Still, there’s one song in particular that blew up DJ Manny’s name the most, and remains his calling card as a producer, “Down The Hill.” The track helped put a phrase to describe some local neighborhoods in the pantheon of Baltimore slang, and spun off into countless remixes, including Manny’s collaboration with DJ Frie for “Up The Hill.” But Wheele is quick to point out that the title line came from a track by one of his peers, Blaqstarr. “He had the song first,” Wheele says. “But I took the hook, ‘Hey down the hill,’ which was his sister’s voice, and I kinda revamped the whole thing and just put all my own samples and mixed it up with a few other samples, and came up with the track. So I always tell everybody, he was the first one to do it, I give him that credit.”
As for the frequently debated definition of exactly what part of Baltimore is described by the phrase, Wheele offers his own definition. “Anything below North Avenue is considered down the hill,” he says, but then adds, shrugging, “some people say they down the hill, and they might be on 20th street. It’s so many hills [in Baltimore]; Greenmount is nothing but a hill.”
For all his success with “Down The Hill” and other remixes of tracks by his peers, Wheele eventually eased up on sampling other club producers after getting some advice from one of the biggest DJs in the scene. “Rod Lee, he was like, ‘Don’t use samples with my voice in it, use your voice, that’s what gonna make you stand out,’” he says. And in recent years, Wheele has fallen back from producing to focus more on releasing hip-hop mix CDs and DJing events. His current residencies include Wednesdays at Club One, every second and fourth Sunday at Eden’s Lounge, and he already has private parties lined up for every weekend this summer. “I’m booked up playing consistently, all around the board,” he says.

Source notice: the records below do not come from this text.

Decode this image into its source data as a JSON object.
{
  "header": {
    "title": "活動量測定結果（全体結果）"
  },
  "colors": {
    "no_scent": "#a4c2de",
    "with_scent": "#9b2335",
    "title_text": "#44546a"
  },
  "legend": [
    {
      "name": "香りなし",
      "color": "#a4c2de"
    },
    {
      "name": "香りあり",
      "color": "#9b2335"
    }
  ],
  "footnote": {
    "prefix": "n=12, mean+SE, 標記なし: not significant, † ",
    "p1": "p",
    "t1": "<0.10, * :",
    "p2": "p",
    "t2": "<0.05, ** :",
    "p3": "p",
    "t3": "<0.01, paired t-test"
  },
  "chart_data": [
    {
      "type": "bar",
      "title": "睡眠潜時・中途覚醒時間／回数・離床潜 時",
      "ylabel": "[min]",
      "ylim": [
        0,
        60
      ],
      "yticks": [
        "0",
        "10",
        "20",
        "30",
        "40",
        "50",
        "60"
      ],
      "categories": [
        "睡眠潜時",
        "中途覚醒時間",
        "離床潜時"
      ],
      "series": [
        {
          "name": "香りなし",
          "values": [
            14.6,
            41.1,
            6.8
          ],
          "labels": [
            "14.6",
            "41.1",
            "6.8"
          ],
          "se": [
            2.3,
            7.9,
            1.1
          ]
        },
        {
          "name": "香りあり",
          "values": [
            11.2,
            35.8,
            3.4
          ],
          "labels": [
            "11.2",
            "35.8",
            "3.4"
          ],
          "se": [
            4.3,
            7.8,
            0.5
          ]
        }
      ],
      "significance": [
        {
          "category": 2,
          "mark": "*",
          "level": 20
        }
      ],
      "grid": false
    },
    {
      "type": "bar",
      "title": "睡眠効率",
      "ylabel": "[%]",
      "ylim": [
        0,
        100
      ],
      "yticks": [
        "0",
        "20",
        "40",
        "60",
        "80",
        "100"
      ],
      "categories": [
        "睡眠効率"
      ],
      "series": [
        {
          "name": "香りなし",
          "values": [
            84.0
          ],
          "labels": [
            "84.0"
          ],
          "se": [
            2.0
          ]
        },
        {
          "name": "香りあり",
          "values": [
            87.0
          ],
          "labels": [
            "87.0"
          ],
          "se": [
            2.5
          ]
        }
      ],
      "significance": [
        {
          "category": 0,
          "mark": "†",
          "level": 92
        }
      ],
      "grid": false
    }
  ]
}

When Wheele spins these days, though, Baltimore club takes a backseat to hip-hop and R&B. And with the 25-and-over crowd, it’s usually the ’90s classics. “When I work the club in, it’s more so the club music I was brought up on, so it’s more like the Odell’s era, stuff like that,” he says. “Club music is gonna always live, because club music is gettin’ bigger and bigger and bigger, but for the crowds that I play for now, the old club music is what they feel they can still vibe to, dance to.”